Bland and Ward 2 Aldermen Steve Knarr and Chris Pickel were the only three aldermen March 11 to vote against prepaying debt.

“I think we’ve kind of heard the first mention of a tax increase tonight, at least formally, which kind of flies counter to some of the other things that we’ve heard,” Bland said. “One of the things that we’ve heard is we’re confident that we’re going to be able to make it through the year fi-nancially and we’re not going to need the funds that we’re discussing and we’re voting on tonight.

“Then I’m also hearing if that’s not the case, then maybe we go to the citizens and they’re going to allow us to discuss a tax increase. We’re gambling here. And I think (Ward 3) Alderman (Gregg) Roby brought it up at the last meeting. We’re not making a good decision or a bad decision. We’re trying to decide which one of the bad decisions is the better of the bad. And that’s plain and simple.

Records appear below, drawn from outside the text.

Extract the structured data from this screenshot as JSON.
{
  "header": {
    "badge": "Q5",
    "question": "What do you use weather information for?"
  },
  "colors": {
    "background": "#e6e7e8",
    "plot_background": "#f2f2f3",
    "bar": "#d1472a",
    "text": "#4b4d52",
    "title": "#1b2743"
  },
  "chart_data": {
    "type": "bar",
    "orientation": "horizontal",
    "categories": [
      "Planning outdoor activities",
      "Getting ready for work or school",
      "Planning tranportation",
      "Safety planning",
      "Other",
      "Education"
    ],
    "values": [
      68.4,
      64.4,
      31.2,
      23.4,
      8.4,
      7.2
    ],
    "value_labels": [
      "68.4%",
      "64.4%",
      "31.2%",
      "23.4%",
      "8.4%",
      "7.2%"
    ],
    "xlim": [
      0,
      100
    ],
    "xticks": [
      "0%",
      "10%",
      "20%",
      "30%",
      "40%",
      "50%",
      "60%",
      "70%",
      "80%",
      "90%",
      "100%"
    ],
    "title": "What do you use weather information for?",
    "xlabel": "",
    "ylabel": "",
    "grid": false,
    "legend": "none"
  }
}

“We’re gambling. And quite frankly, I don’t see us holding a hand that I would go all in on. We’re taking a look at the financial future of Crestwood. We’re factoring in a mall that is currently underperforming. And I have no expectation that it’s not going to continue to underperform. The only question is how much more if any? … Am I crazy about paying interest on money that we potentially don’t need? No, I’m not. But I do view that as an insurance policy against coming up against a shortfall.

“A couple years ago, the city had a shortfall. We had to go to the citizens, and Prop S was passed. That was supposed to fix that shortfall. And I think it’s very irresponsible to say if we guess wrong, we can go back and ask the city and the citizens to increase and pay more taxes to help us out of our shortfall again.”

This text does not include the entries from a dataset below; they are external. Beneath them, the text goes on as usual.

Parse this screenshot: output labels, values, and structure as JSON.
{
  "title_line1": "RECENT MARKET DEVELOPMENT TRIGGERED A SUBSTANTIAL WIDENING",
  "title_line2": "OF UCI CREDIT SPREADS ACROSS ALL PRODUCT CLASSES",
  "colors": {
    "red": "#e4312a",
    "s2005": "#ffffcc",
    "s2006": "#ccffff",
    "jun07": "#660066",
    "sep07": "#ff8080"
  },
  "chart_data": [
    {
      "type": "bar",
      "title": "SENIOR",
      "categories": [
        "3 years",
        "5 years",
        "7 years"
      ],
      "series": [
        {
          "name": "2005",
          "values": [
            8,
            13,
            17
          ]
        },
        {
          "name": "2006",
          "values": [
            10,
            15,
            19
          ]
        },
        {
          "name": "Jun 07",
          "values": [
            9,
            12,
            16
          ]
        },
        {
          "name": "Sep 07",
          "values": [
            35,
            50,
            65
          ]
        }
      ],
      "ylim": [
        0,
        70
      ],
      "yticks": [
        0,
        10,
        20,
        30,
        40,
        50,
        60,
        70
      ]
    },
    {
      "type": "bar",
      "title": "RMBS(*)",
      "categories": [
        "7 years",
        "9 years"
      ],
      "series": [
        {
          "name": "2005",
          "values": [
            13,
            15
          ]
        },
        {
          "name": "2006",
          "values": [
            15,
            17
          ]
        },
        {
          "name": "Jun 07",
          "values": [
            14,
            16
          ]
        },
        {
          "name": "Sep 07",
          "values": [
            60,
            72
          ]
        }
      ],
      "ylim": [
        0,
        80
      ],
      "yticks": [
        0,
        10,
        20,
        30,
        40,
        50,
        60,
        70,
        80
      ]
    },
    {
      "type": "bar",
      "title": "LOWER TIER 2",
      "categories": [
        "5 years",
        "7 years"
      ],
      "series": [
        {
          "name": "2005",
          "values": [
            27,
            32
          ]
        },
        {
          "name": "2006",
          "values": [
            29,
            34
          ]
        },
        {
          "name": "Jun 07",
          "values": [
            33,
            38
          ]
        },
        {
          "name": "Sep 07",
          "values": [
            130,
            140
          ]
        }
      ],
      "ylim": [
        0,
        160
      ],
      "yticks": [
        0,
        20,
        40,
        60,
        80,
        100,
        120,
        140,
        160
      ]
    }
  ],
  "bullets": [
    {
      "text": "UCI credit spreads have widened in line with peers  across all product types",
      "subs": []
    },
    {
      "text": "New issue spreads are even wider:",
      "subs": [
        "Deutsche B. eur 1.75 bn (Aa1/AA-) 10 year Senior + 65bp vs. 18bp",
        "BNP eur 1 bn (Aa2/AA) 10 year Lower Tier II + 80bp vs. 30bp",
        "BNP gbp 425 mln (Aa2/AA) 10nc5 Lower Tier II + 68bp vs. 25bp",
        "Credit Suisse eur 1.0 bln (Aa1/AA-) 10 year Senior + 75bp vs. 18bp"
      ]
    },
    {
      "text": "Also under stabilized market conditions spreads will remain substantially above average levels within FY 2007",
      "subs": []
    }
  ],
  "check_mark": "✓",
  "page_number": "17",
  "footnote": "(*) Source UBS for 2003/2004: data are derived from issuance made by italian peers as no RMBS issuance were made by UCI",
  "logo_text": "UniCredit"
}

As for the stalled sale of the the city’s largest source of sales-tax revenue — the Westfield Shoppingtown Crestwood — city officials still are uncertain whether a deal will take place.

“I just happened to notice that when you mentioned the sale of the mall, I didn’t see you smiling,” Ward 4 Alderman Steve Nieder said at the board’s March 11 meeting.

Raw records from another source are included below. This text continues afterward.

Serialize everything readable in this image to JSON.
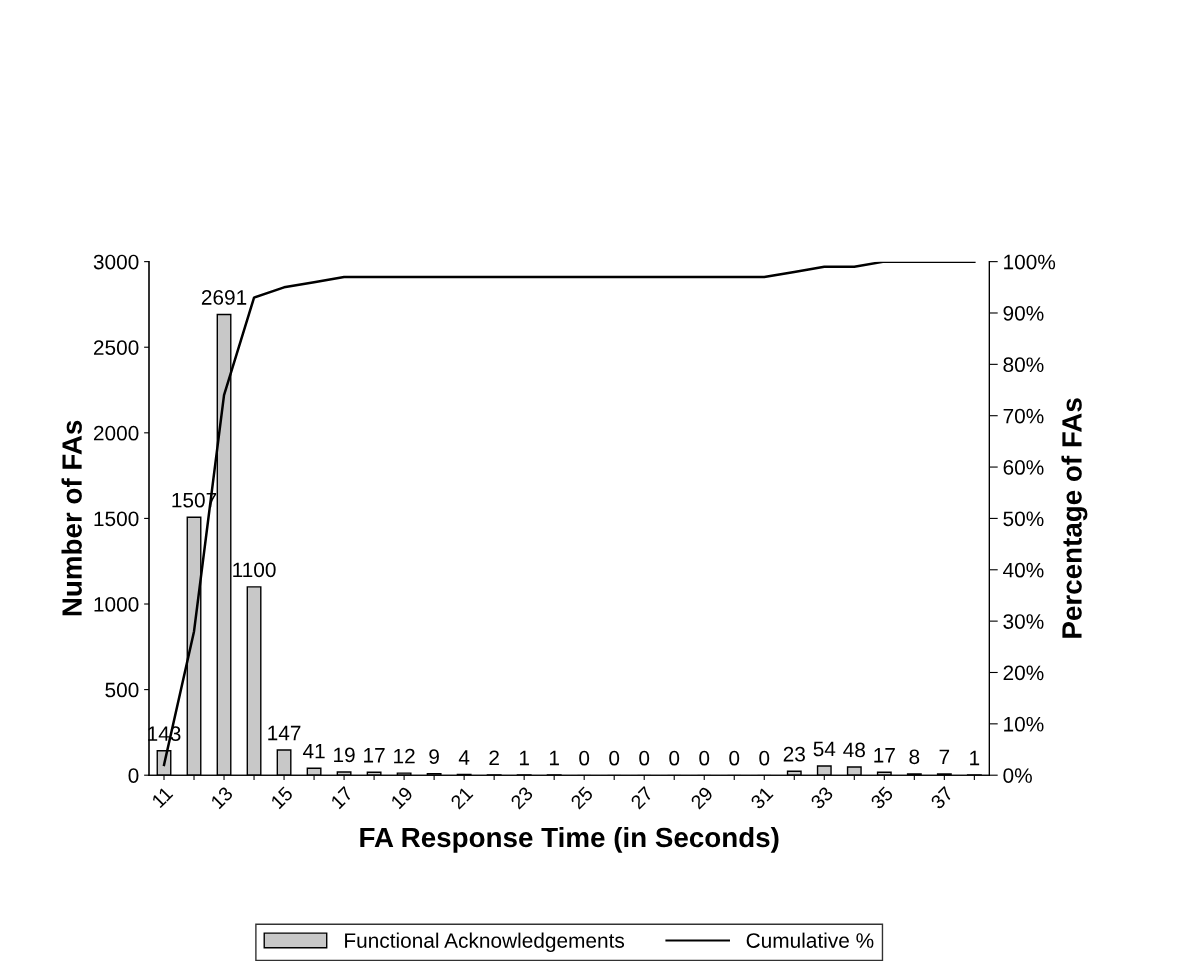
{
  "chart_data": {
    "type": "bar",
    "xlabel": "FA Response Time (in Seconds)",
    "ylabel": "Number of FAs",
    "y2label": "Percentage of FAs",
    "categories": [
      "11",
      null,
      "13",
      null,
      "15",
      null,
      "17",
      null,
      "19",
      null,
      "21",
      null,
      "23",
      null,
      "25",
      null,
      "27",
      null,
      "29",
      null,
      "31",
      null,
      "33",
      null,
      "35",
      null,
      "37",
      null
    ],
    "series": [
      {
        "name": "Functional Acknowledgements",
        "color": "#c8c8c8",
        "values": [
          143,
          1507,
          2691,
          1100,
          147,
          41,
          19,
          17,
          12,
          9,
          4,
          2,
          1,
          1,
          0,
          0,
          0,
          0,
          0,
          0,
          0,
          23,
          54,
          48,
          17,
          8,
          7,
          1
        ],
        "data_labels": true
      },
      {
        "name": "Cumulative %",
        "type": "line",
        "axis": "y2",
        "color": "#000000",
        "marker": "none",
        "values": [
          2,
          28,
          74,
          93,
          95,
          96,
          97,
          97,
          97,
          97,
          97,
          97,
          97,
          97,
          97,
          97,
          97,
          97,
          97,
          97,
          97,
          98,
          99,
          99,
          100,
          100,
          100,
          100
        ]
      }
    ],
    "ylim": [
      0,
      3000
    ],
    "yticks": [
      0,
      500,
      1000,
      1500,
      2000,
      2500,
      3000
    ],
    "y2lim": [
      0,
      100
    ],
    "y2ticks": [
      {
        "value": 0,
        "label": "0%"
      },
      {
        "value": 10,
        "label": "10%"
      },
      {
        "value": 20,
        "label": "20%"
      },
      {
        "value": 30,
        "label": "30%"
      },
      {
        "value": 40,
        "label": "40%"
      },
      {
        "value": 50,
        "label": "50%"
      },
      {
        "value": 60,
        "label": "60%"
      },
      {
        "value": 70,
        "label": "70%"
      },
      {
        "value": 80,
        "label": "80%"
      },
      {
        "value": 90,
        "label": "90%"
      },
      {
        "value": 100,
        "label": "100%"
      }
    ],
    "grid": false,
    "legend": "bottom"
  }
}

“I’m not smiling right now,” Mayor Roy Robinson said.

“And why is that?” Nieder said.

“Because I don’t know what’s going on,” Robinson said. “I’ve heard a lot of ru-mors.”

“So have I,” Nieder said.

“So I don’t know what the story is and our attempts,” Robinson said. “The city attorney knows I’ve bugged him numerous times to find out what’s going on. The last thing we had was about a week or so ago.

“And they were in secret negotiations … I don’t know what you can do about it. All we can do is ask. And I’ve heard a lot of rumors and a lot of things going on. If one of them is true, I may take other action.

“We’ll just have to wait and see if any of it is true. But as far as I know, it’s still ongoing. But I think reality sets in. There has to be something wrong because this thing was supposed to close Feb. 12. And then at the end of the month, it didn’t. So something is not kosher. So I don’t know what it is.”